I deserve a t-shirt for this shit

So I survived to the second week. I’m almost disappointed. Steven has made note taking insanely easy and that’s the most intimidating part of high school, or so I’ve heard. So, today was the first day I actually took chemistry (in case you’re just joining us it’s a tenth grade class and I’m in ninth grade. At least I skipped a grade for a subject. Go me). All of the classes started out by making bridges. Because of my schedule changes I only got to work on my bridge for one day and my lazy ass partner didn’t do any work on it. At all. Guess what? Today was presentation day. I’m a new ninth grader in a sea of the only bigger fish available on my first day with nothing to present but literally three Popsicle sticks  glued together. How, may you ask do I handle the situation? Simple, I volunteer to go first. I went up there and admitted my fail but made up with my  tone of self plugging cleverly disguised and tempered with self degredation. Don’t ask me how I do it. My methods are just too mind blowing.

To understand the full magnitude of this, take into consideration that I’m usually shy, reserved, and most of the time on the verge of shaving my head to go with my vow of silence. But this time I spoke up, and I was FIRST. Ha.
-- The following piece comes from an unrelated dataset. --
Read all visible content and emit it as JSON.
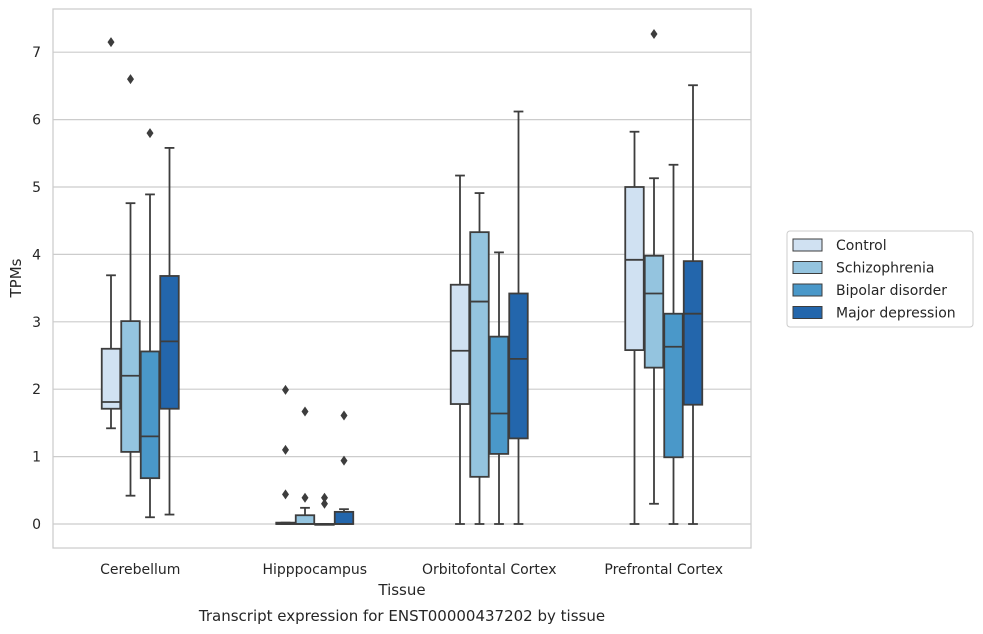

Take that older fishes, you may be bigger but you’re slow and fat and me with my midget size rules the day once again!

Also, you all will greatly appreciate this bit;  I was reading through my health text book and there was a bit explaining how your environment can affect your health.

Living with smokers can can cause respiratory problems.

… because I don’t get to say it enough; NO SHIT SHERLOCK! XD Bill would love to tell you the wonderful joys of the smoker and his respiratory problem causing ways but he’s currently strung up like a Vietnamese pinata by the neck. I seriously cracked up in class after reading this. Full on roflwaffles.

I shall leave you all with an interesting fact today; I now can honestly say I have a friend that owns a monkey.

</laughing at nerdy jokes>

Trouser Ferrets

While mum was doing my hair earlier I had one of my amazing thought processes that brought me to the subject of the male genitalia. I remember seeing the south park episode where cartman get’s someone else’s pubic hairs and then it occurred to me, I’ve never seen a hairy  penis. (Thanks to Forgetting Sarah Marshal, Scary Movie, and me mum’s anatomy books [I figure that if i read up enough on it that when it actually comes time I'll be too disappointed with it to go down that road.] I’ve seen quite a few.) Are they like furry trouser ferrets that stick their tongue out at you when their happy? Because the first reaction I come up with from that is ‘Awwwww issocute’ and quite frankly I think that would give people the wrong idea.

And then there’s the fact that mowing the lawn hurts like a mother what Cher said. (< Paula Poundstone Joke) So if guys go through the excruciating experience just to go from fuzzy trouser ferret to slimy trouser worm I have to ask the question, does the mythical male bush really exist, let alone grow to Zohan standards.

…. I think I may ask my health teacher.